Immunosuppressive (anti-rejection) medications are given to prevent and treat rejection episodes and must be taken on a regular basis (and at the correct time) for the rest of your child's life or as long as the child has their new organ. If the child discontinues these medications, rejection will soon occur. Teenage years are often met with the highest rates of medication noncompliance among all children transplanted. As a result transplanted kidneys are at high risk of being lost during this time. Therefore, it is essential that the child be both physically and mentally prepared for this prior to proceeding with the transplant surgery. In addition, any noncompliance post transplantation must be reported to the child's Transplant Team immediately.

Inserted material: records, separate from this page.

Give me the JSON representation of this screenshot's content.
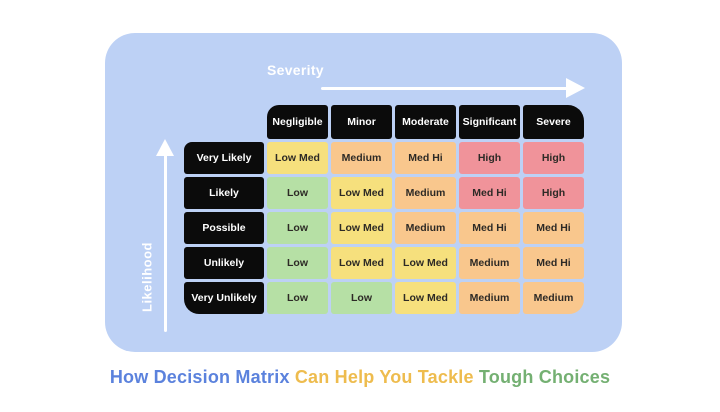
{
  "axes": {
    "severity_label": "Severity",
    "likelihood_label": "Likelihood"
  },
  "matrix": {
    "column_headers": [
      "Negligible",
      "Minor",
      "Moderate",
      "Significant",
      "Severe"
    ],
    "rows": [
      {
        "label": "Very Likely",
        "cells": [
          {
            "text": "Low Med",
            "tone": "yellow"
          },
          {
            "text": "Medium",
            "tone": "orange"
          },
          {
            "text": "Med Hi",
            "tone": "orange"
          },
          {
            "text": "High",
            "tone": "pink"
          },
          {
            "text": "High",
            "tone": "pink"
          }
        ]
      },
      {
        "label": "Likely",
        "cells": [
          {
            "text": "Low",
            "tone": "green"
          },
          {
            "text": "Low Med",
            "tone": "yellow"
          },
          {
            "text": "Medium",
            "tone": "orange"
          },
          {
            "text": "Med Hi",
            "tone": "pink"
          },
          {
            "text": "High",
            "tone": "pink"
          }
        ]
      },
      {
        "label": "Possible",
        "cells": [
          {
            "text": "Low",
            "tone": "green"
          },
          {
            "text": "Low Med",
            "tone": "yellow"
          },
          {
            "text": "Medium",
            "tone": "orange"
          },
          {
            "text": "Med Hi",
            "tone": "orange"
          },
          {
            "text": "Med Hi",
            "tone": "orange"
          }
        ]
      },
      {
        "label": "Unlikely",
        "cells": [
          {
            "text": "Low",
            "tone": "green"
          },
          {
            "text": "Low Med",
            "tone": "yellow"
          },
          {
            "text": "Low Med",
            "tone": "yellow"
          },
          {
            "text": "Medium",
            "tone": "orange"
          },
          {
            "text": "Med Hi",
            "tone": "orange"
          }
        ]
      },
      {
        "label": "Very Unlikely",
        "cells": [
          {
            "text": "Low",
            "tone": "green"
          },
          {
            "text": "Low",
            "tone": "green"
          },
          {
            "text": "Low Med",
            "tone": "yellow"
          },
          {
            "text": "Medium",
            "tone": "orange"
          },
          {
            "text": "Medium",
            "tone": "orange"
          }
        ]
      }
    ]
  },
  "tone_colors": {
    "green": "#b6e0a5",
    "yellow": "#f6e07d",
    "orange": "#f9c78d",
    "pink": "#f0939a"
  },
  "theme": {
    "card_background": "#bdd1f5",
    "header_background": "#0b0b0b",
    "axis_text": "#ffffff"
  },
  "caption": {
    "segments": [
      {
        "text": "How Decision Matrix ",
        "color": "#5b82dd"
      },
      {
        "text": "Can Help You Tackle ",
        "color": "#eebc4e"
      },
      {
        "text": "Tough Choices",
        "color": "#74b072"
      }
    ]
  }
}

Medications that may be utilized to prevent and treat rejection include Prednisone, Neoral, Prograf, Cellcept, Thymoglobulin and OKT3. All immunosuppressive medications can cause side effects. You and your child may notice some of these side effects, but not all of them will occur in everyone. The dose of these medications and the risk of side effects are reduced the farther out a patient is from transplantation. Your child's nurses and doctors will discuss these medications and their side effects in full when you come for your transplant evaluation, and they will provide you with educational material reinforcing this information at that time. All immunosuppressive drugs decrease your body's immune system (resistance); this serves to protect your organ, but also increases your risk of infection and cancer, especially skin cancer. Liberal use of sunscreen and avoidance of prolonged sun exposure both before and after transplantation is your child's best protection against the development of future skin cancers.

The transplant community is joined under the nationwide umbrella of the United Network for Organ Sharing or UNOS. The transplant team is responsible to routinely report to UNOS lab and statistical information on all patients that are transplanted. Therefore, it is important that patients remain in contact with the transplant team. Please contact the team if your contact information changes.